The most obvious opportunities are in corporate credit where yields are now discounting a worse economic scenario than the 1930s. While there is no obvious catalyst for a rerating as the deleveraging process continues, we are gradually increasing positions in high yield ex-GM and the financials. Equity markets are cheap on all valuation criteria but are unlikely to rally significantly until corporate credit yields begin to move down on a sustainable basis. Nevertheless we would anticipate some fairly spectacular returns from equities across all regions over the course of 2009.

What are your global and Asian weightings?

We are currently underweight in Asia in relative terms within our global portfolios. Within an Asia ex-Japan portfolio, we are relatively overweight in Hong Kong, Taiwan, China, Thailand and Vietnam.

What are your favoured markets in Asia?

Country weights in our Asian mandates are primarily driven by the results from our fundamental and valuation stock selection process. We currently have an overweight position in Hong Kong (utilities in particular), Taiwan (favouring consumer staples and telecoms at the expense of IT) and have recently been exploiting the valuation opportunities originating from China - moving from an underweight strategy to a small overweight. In China we prefer telecom, utility and internet companies over stocks in the industrial and financial sectors.

What markets are you bearish over?

Valuations and exposure to global cyclical themes keep us more cautious in stocks from Korea, Malaysia and the Philippines. Valuations in India still look relatively expensive whilst fiscal and current account deficits leave less room for domestic policy response to support economic activity.

Which sectors do you expect to outperform in the coming year?

We would expect to see the commodity related sectors outperform in any rally as the global trade system begins to function properly again. Nevertheless after a sharp initial upward move we would be negative on commodities over 2009 as a whole and would be overweight those sectors which have either been very oversold such as financials or have scope for margin improvement as input costs fall, such as consumer staples and industrials.

Which sectors do you expect to underperform?

We would be underweight the commodity related sectors for 2009 as we are pessimistic about the longer term pricing environment, most notably for oil. Nevertheless energy and materials are likely to outperform in any short-term relief rally as the global trading system recovers.

What are the main challenges that you expect to face in the coming 12 months?

The main challenge is to maintain some absolute value for clients whilst adhering to our valuation based investment disciplines in an almost wholly irrational investment environment.
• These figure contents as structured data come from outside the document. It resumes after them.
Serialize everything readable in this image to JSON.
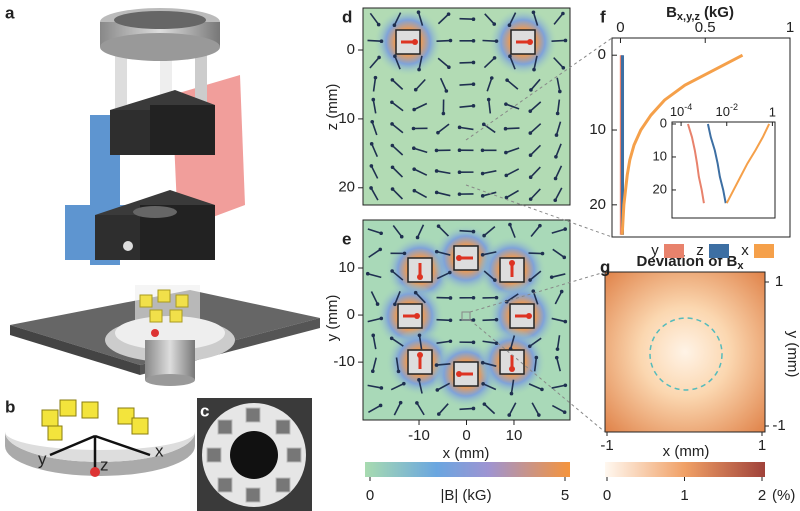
{
  "panels": {
    "a": {
      "label": "a"
    },
    "b": {
      "label": "b",
      "axes": [
        "y",
        "z",
        "x"
      ]
    },
    "c": {
      "label": "c"
    },
    "d": {
      "label": "d",
      "ylabel": "z (mm)",
      "yticks": [
        0,
        10,
        20
      ],
      "ylim": [
        -6.1,
        22.5
      ],
      "xlim": [
        -21.8,
        21.8
      ]
    },
    "e": {
      "label": "e",
      "xlabel": "x (mm)",
      "ylabel": "y (mm)",
      "xticks": [
        -10,
        0,
        10
      ],
      "yticks": [
        -10,
        0,
        10
      ],
      "xlim": [
        -21.8,
        21.8
      ],
      "ylim": [
        -22.3,
        20.2
      ],
      "colorbar": {
        "label": "|B| (kG)",
        "ticks": [
          0,
          5
        ],
        "lim": [
          0,
          5
        ]
      }
    },
    "f": {
      "label": "f",
      "type": "line",
      "title": {
        "main": "B",
        "sub": "x,y,z",
        "unit": "(kG)"
      },
      "xlim": [
        -0.05,
        1.0
      ],
      "xticks": [
        0,
        0.5,
        1
      ],
      "ylim": [
        -2.3,
        24.3
      ],
      "yticks": [
        0,
        10,
        20
      ],
      "z": [
        0,
        2,
        4,
        6,
        8,
        10,
        12,
        14,
        16,
        18,
        20,
        22,
        24
      ],
      "series": [
        {
          "name": "y",
          "color": "#e8826c",
          "values": [
            0.005,
            0.005,
            0.005,
            0.005,
            0.005,
            0.005,
            0.005,
            0.005,
            0.005,
            0.005,
            0.005,
            0.005,
            0.005
          ]
        },
        {
          "name": "z",
          "color": "#3d6fa3",
          "values": [
            0.012,
            0.012,
            0.012,
            0.012,
            0.012,
            0.012,
            0.012,
            0.012,
            0.012,
            0.012,
            0.012,
            0.012,
            0.012
          ]
        },
        {
          "name": "x",
          "color": "#f5a04a",
          "values": [
            0.72,
            0.55,
            0.38,
            0.26,
            0.18,
            0.12,
            0.08,
            0.055,
            0.04,
            0.03,
            0.02,
            0.015,
            0.01
          ]
        }
      ],
      "inset": {
        "xscale": "log",
        "xlim": [
          4e-05,
          1.3
        ],
        "ylim": [
          -0.6,
          28.5
        ],
        "yticks": [
          0,
          10,
          20
        ],
        "xticks": [
          {
            "value": 0.0001,
            "label": "10",
            "exponent": "-4"
          },
          {
            "value": 0.01,
            "label": "10",
            "exponent": "-2"
          },
          1
        ],
        "z": [
          0,
          4,
          8,
          12,
          16,
          20,
          24
        ],
        "series": [
          {
            "name": "y",
            "color": "#e8826c",
            "values": [
              0.0002,
              0.0003,
              0.0004,
              0.0005,
              0.0006,
              0.0008,
              0.001
            ]
          },
          {
            "name": "z",
            "color": "#3d6fa3",
            "values": [
              0.0015,
              0.002,
              0.003,
              0.004,
              0.005,
              0.007,
              0.009
            ]
          },
          {
            "name": "x",
            "color": "#f5a04a",
            "values": [
              0.72,
              0.38,
              0.18,
              0.08,
              0.04,
              0.02,
              0.01
            ]
          }
        ]
      }
    },
    "g": {
      "label": "g",
      "title": {
        "main": "Deviation of B",
        "sub": "x"
      },
      "xlabel": "x (mm)",
      "ylabel": "y (mm)",
      "xticks": [
        -1,
        1
      ],
      "yticks": [
        -1,
        1
      ],
      "xlim": [
        -1,
        1
      ],
      "ylim": [
        -1,
        1
      ],
      "colorbar": {
        "unit": "(%)",
        "ticks": [
          0,
          1,
          2
        ],
        "lim": [
          0,
          2
        ]
      }
    }
  }
}
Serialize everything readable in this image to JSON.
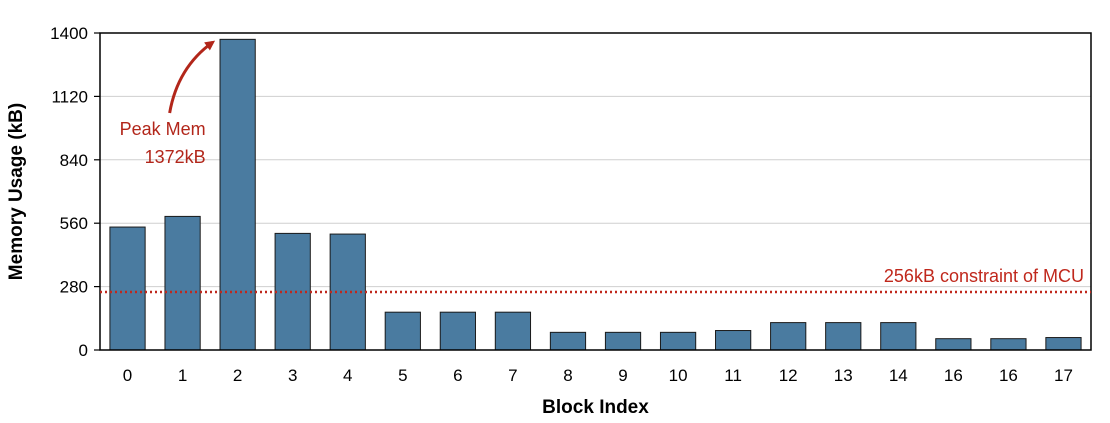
{
  "chart_data": {
    "type": "bar",
    "title": "",
    "xlabel": "Block Index",
    "ylabel": "Memory Usage (kB)",
    "categories": [
      "0",
      "1",
      "2",
      "3",
      "4",
      "5",
      "6",
      "7",
      "8",
      "9",
      "10",
      "11",
      "12",
      "13",
      "14",
      "16",
      "16",
      "17"
    ],
    "values": [
      543,
      590,
      1372,
      515,
      512,
      167,
      167,
      167,
      78,
      78,
      78,
      86,
      121,
      121,
      121,
      50,
      50,
      55
    ],
    "ylim": [
      0,
      1400
    ],
    "yticks": [
      "0",
      "280",
      "560",
      "840",
      "1120",
      "1400"
    ],
    "grid": true,
    "bar_color": "#4a7ba0",
    "reference_line": {
      "value": 256,
      "label": "256kB constraint of MCU",
      "color": "#c0281c",
      "style": "dotted"
    },
    "annotation": {
      "line1": "Peak Mem",
      "line2": "1372kB",
      "target_index": 2,
      "color": "#b2261a"
    }
  }
}
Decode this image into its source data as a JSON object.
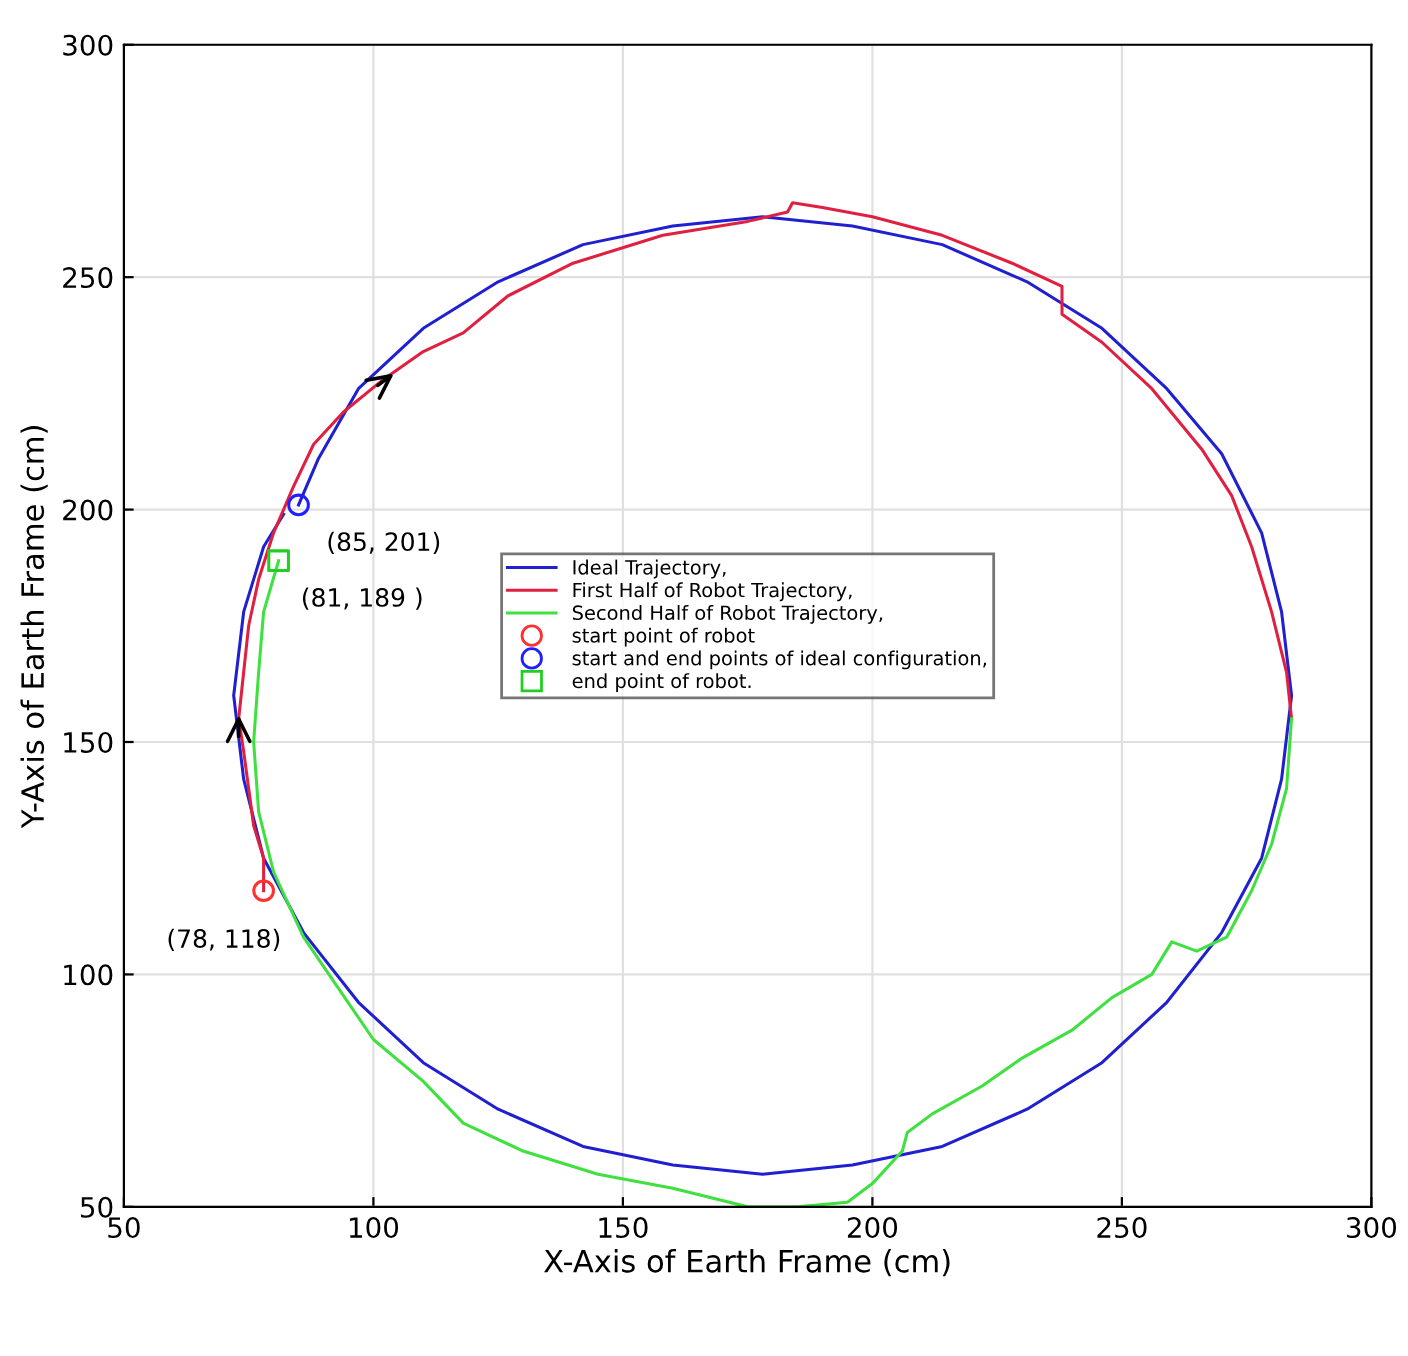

We must ensure that investors have adequate exposure to equity markets as the recovery from this bear market is likely to be dramatic in both its speed and extent.

What are the main risks of investing at the moment?

The main risk to investing anywhere at present is clearly the massive ongoing deleveraging, which has overwhelmed any rational analysis at the macro and stock level. We are managing these risks by very careful analysis at the stock level, modelling a range of extreme outcomes and maintaining sufficient liquidity within portfolios to deal with the likely level of redemptions. We are however retaining the bulk of our equity exposure since there is a real risk that many investors will be too bearish when the recovery from this bear market begins.